|

Automation and Crime – Limitations and Penalties of Web Crawling in South Korea

As big data and artificial intelligence (AI) technologies continue to advance, the importance of ‘web crawling’ – collecting and analyzing vast amounts of data from the web – is growing daily. From search engines to price comparison sites and market analysis reports, various services rely on crawling technology. However, behind the convenience lies the shadow of legal disputes. Many businesses have been particularly concerned about the extent to which crawling a competitor’s data is permitted under the law.

Amid this controversy, the South Korean Supreme Court recently issued a final ruling (Supreme Court Decision 2022. 5. 12. 2021Do1533) on a data crawling case between competing accommodation booking platforms. This judgment holds significant importance as it represents the Supreme Court’s first decision on criminal liability for data collection through web crawling.

1. Case Overview: Web Crawling a Competitor’s Data

This case involves executives and employees of Company A (the defendant company), which operates an accommodation information and reservation service, who were prosecuted for allegedly collecting data without authorization from the mobile app (‘Direct Booking’) or PC website of Company B (the victim company).
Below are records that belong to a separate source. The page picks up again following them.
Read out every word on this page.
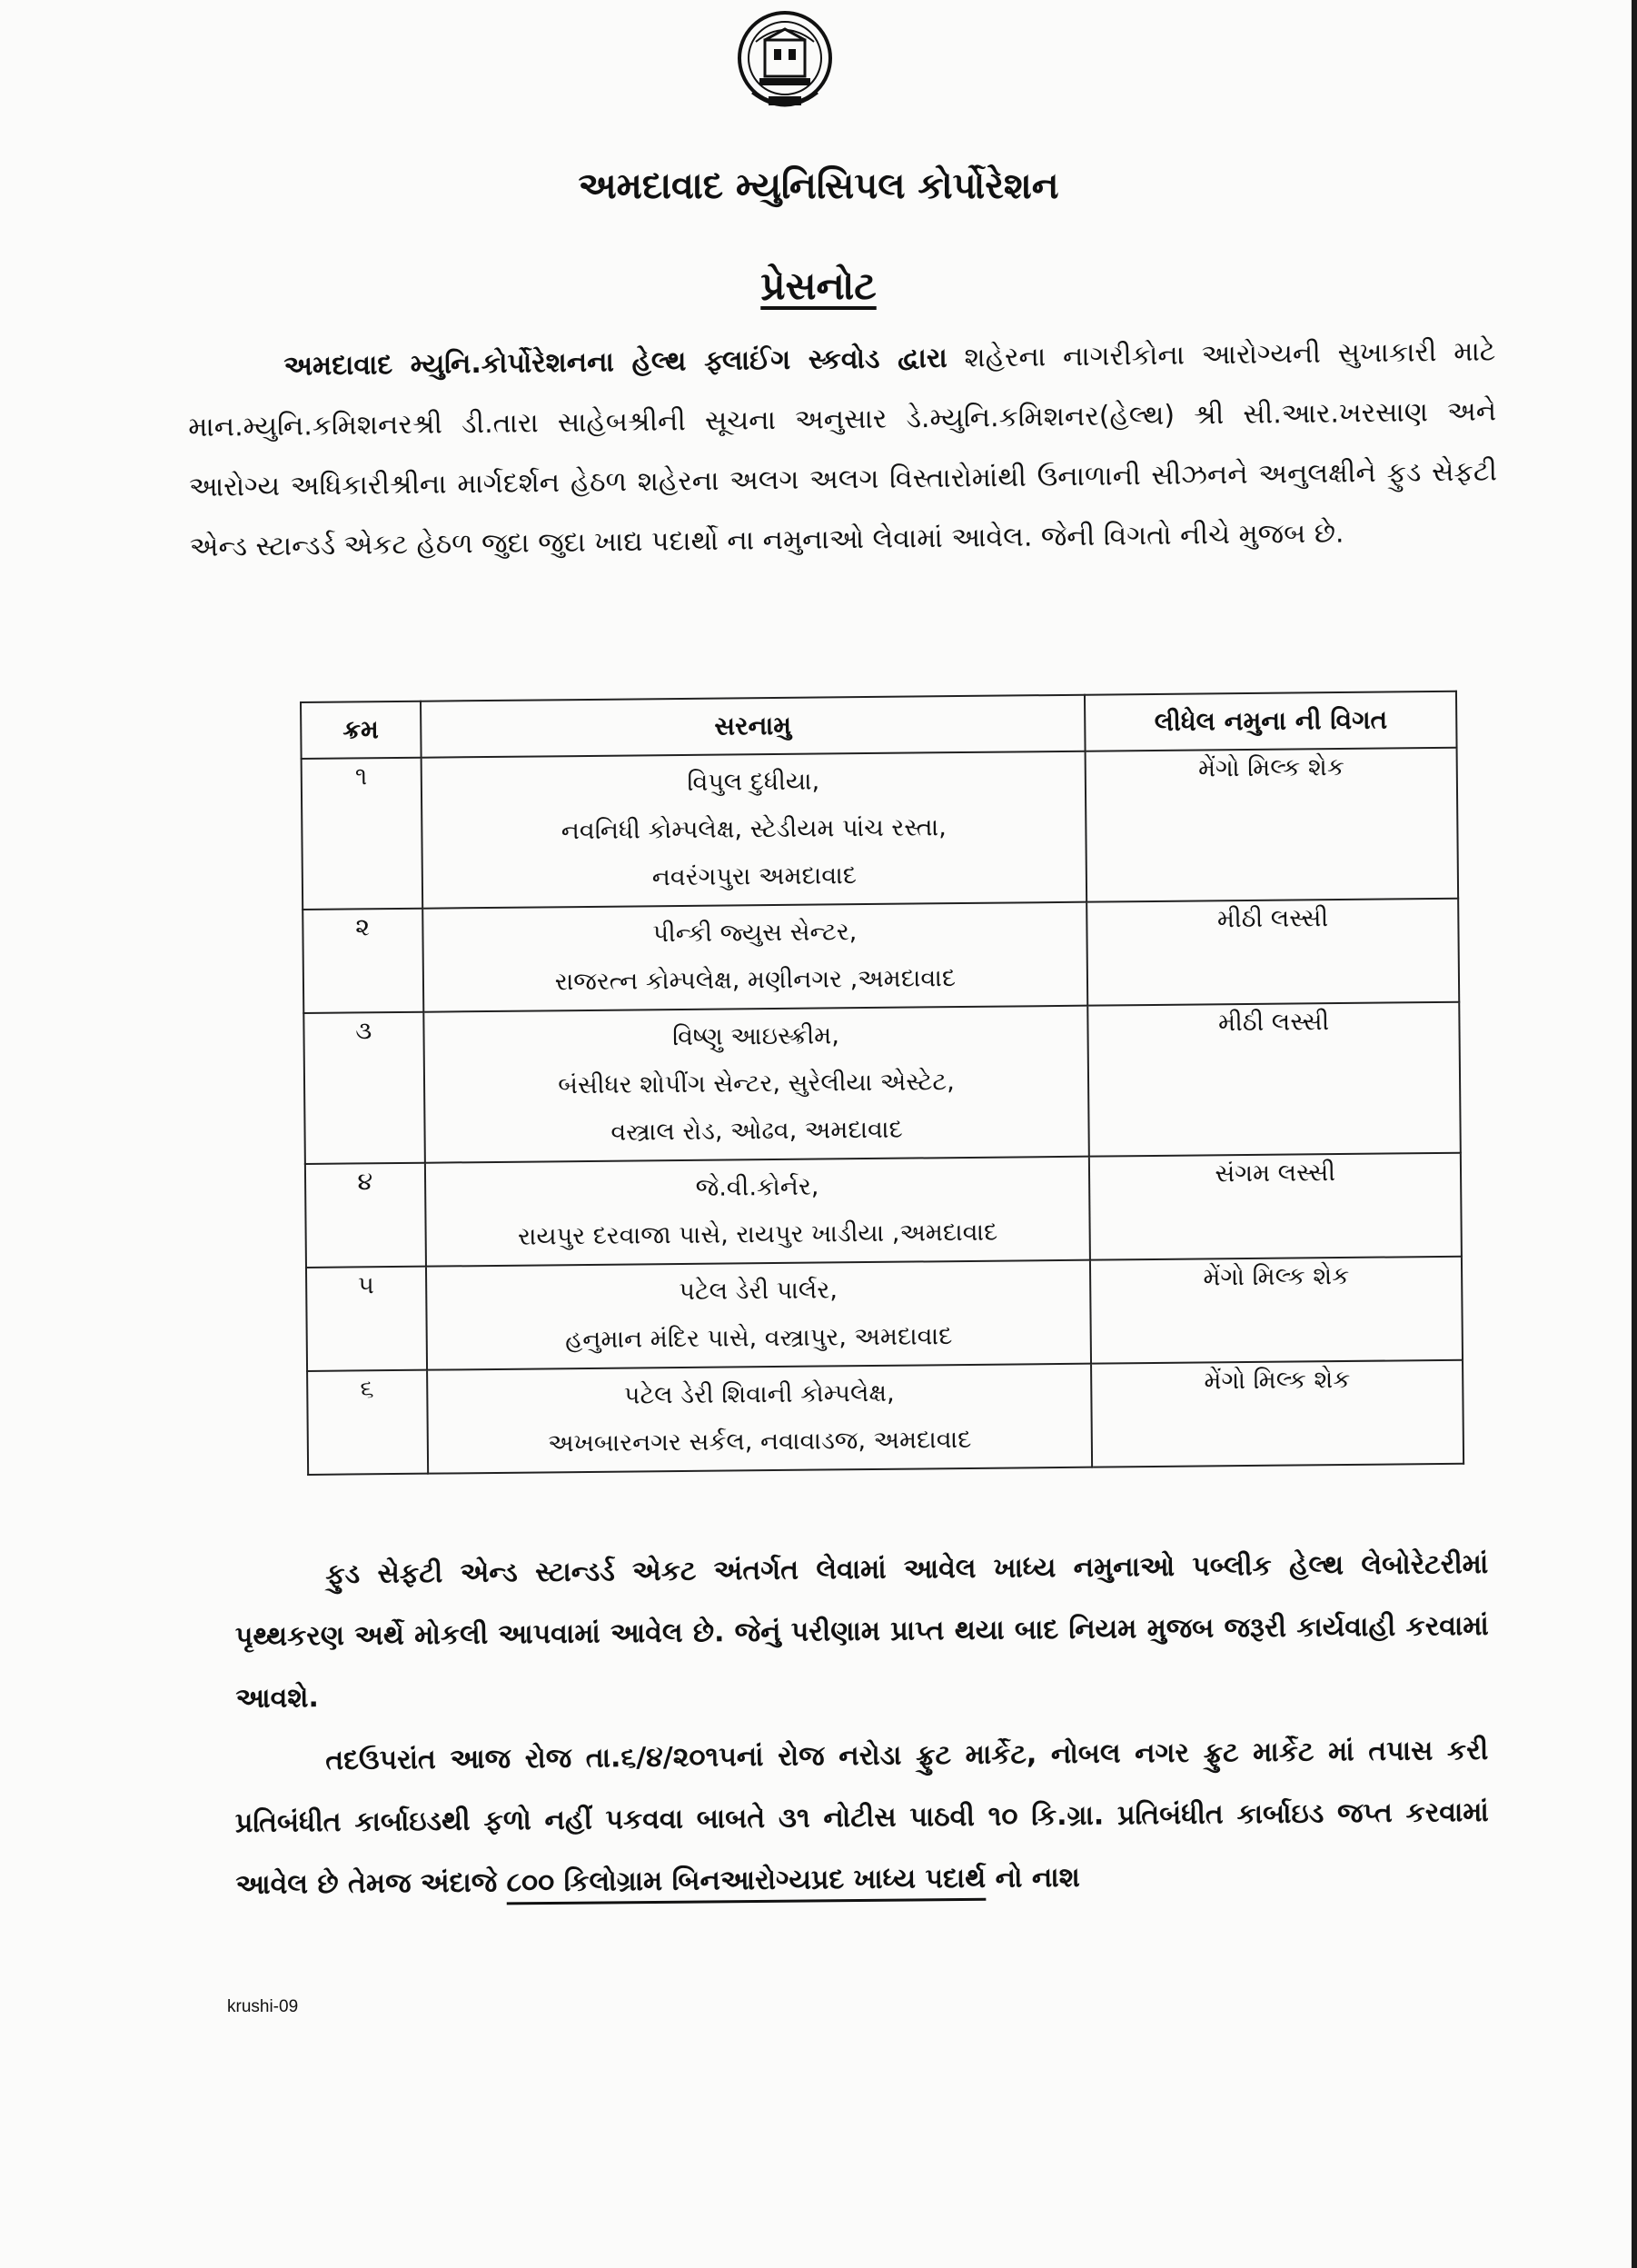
અમદાવાદ મ્યુનિસિપલ કોર્પોરેશન
પ્રેસનોટ
અમદાવાદ મ્યુનિ.કોર્પોરેશનના હેલ્થ ફ્લાઈંગ સ્કવોડ દ્વારા શહેરના નાગરીકોના આરોગ્યની સુખાકારી માટે માન.મ્યુનિ.કમિશનરશ્રી ડી.તારા સાહેબશ્રીની સૂચના અનુસાર ડે.મ્યુનિ.કમિશનર(હેલ્થ) શ્રી સી.આર.ખરસાણ અને આરોગ્ય અધિકારીશ્રીના માર્ગદર્શન હેઠળ શહેરના અલગ અલગ વિસ્તારોમાંથી ઉનાળાની સીઝનને અનુલક્ષીને ફુડ સેફટી એન્ડ સ્ટાન્ડર્ડ એકટ હેઠળ જુદા જુદા ખાદ્ય પદાર્થો ના નમુનાઓ લેવામાં આવેલ. જેની વિગતો નીચે મુજબ છે.
ક્રમ	સરનામુ	લીધેલ નમુના ની વિગત
૧	વિપુલ દુધીયા,
નવનિધી કોમ્પલેક્ષ, સ્ટેડીયમ પાંચ રસ્તા,
નવરંગપુરા અમદાવાદ	મેંગો મિલ્ક શેક
૨	પીન્કી જ્યુસ સેન્ટર,
રાજરત્ન કોમ્પલેક્ષ, મણીનગર ,અમદાવાદ	મીઠી લસ્સી
૩	વિષ્ણુ આઇસ્ક્રીમ,
બંસીધર શોપીંગ સેન્ટર, સુરેલીયા એસ્ટેટ,
વસ્ત્રાલ રોડ, ઓઢવ, અમદાવાદ	મીઠી લસ્સી
૪	જે.વી.કોર્નર,
રાયપુર દરવાજા પાસે, રાયપુર ખાડીયા ,અમદાવાદ	સંગમ લસ્સી
૫	પટેલ ડેરી પાર્લર,
હનુમાન મંદિર પાસે, વસ્ત્રાપુર, અમદાવાદ	મેંગો મિલ્ક શેક
૬	પટેલ ડેરી શિવાની કોમ્પલેક્ષ,
અખબારનગર સર્કલ, નવાવાડજ, અમદાવાદ	મેંગો મિલ્ક શેક
ફુડ સેફટી એન્ડ સ્ટાન્ડર્ડ એકટ અંતર્ગત લેવામાં આવેલ ખાધ્ય નમુનાઓ પબ્લીક હેલ્થ લેબોરેટરીમાં પૃથ્થકરણ અર્થે મોકલી આપવામાં આવેલ છે. જેનું પરીણામ પ્રાપ્ત થયા બાદ નિયમ મુજબ જરૂરી કાર્યવાહી કરવામાં આવશે.
તદઉપરાંત આજ રોજ તા.૬/૪/૨૦૧૫નાં રોજ નરોડા ફ્રુટ માર્કેટ, નોબલ નગર ફ્રુટ માર્કેટ માં તપાસ કરી પ્રતિબંધીત કાર્બાઇડથી ફળો નહીં પકવવા બાબતે ૩૧ નોટીસ પાઠવી ૧૦ કિ.ગ્રા. પ્રતિબંધીત કાર્બાઇડ જપ્ત કરવામાં આવેલ છે તેમજ અંદાજે ૮૦૦ કિલોગ્રામ બિનઆરોગ્યપ્રદ ખાધ્ય પદાર્થ નો નાશ
krushi-09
Key Elements of the Prosecution’s Case:

  • Information Acquisition: The defendants used packet capture programs to discover the victim company’s app program source, API server information (modules, URL addresses, command syntax, etc.).
  • Abnormal Access: Using the discovered information, they directly accessed the victim company’s API server from a PC, disguising themselves as normal users.
  • Development and Use of Crawling Programs: They developed and used a crawling program that retrieved information about all accommodation establishments within a specific location (1000km radius from the defendant company). (Normally, the victim’s app only provided information within a 7-30km radius of the user’s location).
  • Unauthorized Data Replication: For approximately four months (June 1 – October 3, 2016), they accessed the API server once or twice daily using a crawling program and copied information such as affiliated accommodation names, addresses, and room names without authorization.

Charges Filed:

  • Violation of the Act on Promotion of Information and Communications Network Utilization and Information Protection (network intrusion)
  • Copyright Act violation (infringement of database producer rights)
  • Criminal law violation for computer obstruction of business

Conflicting Lower Court Decisions:

First Instance Court (Guilty):

  • (Network Intrusion) The court recognized intrusion based on the fact that the victim company did not disclose API information, prohibited the use of automatic connection programs in its terms of service, and the defendants continued to access by changing IPs despite IP blocking.
  • (Copyright Violation) The court determined that the database was repeatedly and systematically copied 264 times over six months.
  • (Business Obstruction) The court found that requesting nationwide information beyond the normal search range of the app generated mass calls and obstructed business operations.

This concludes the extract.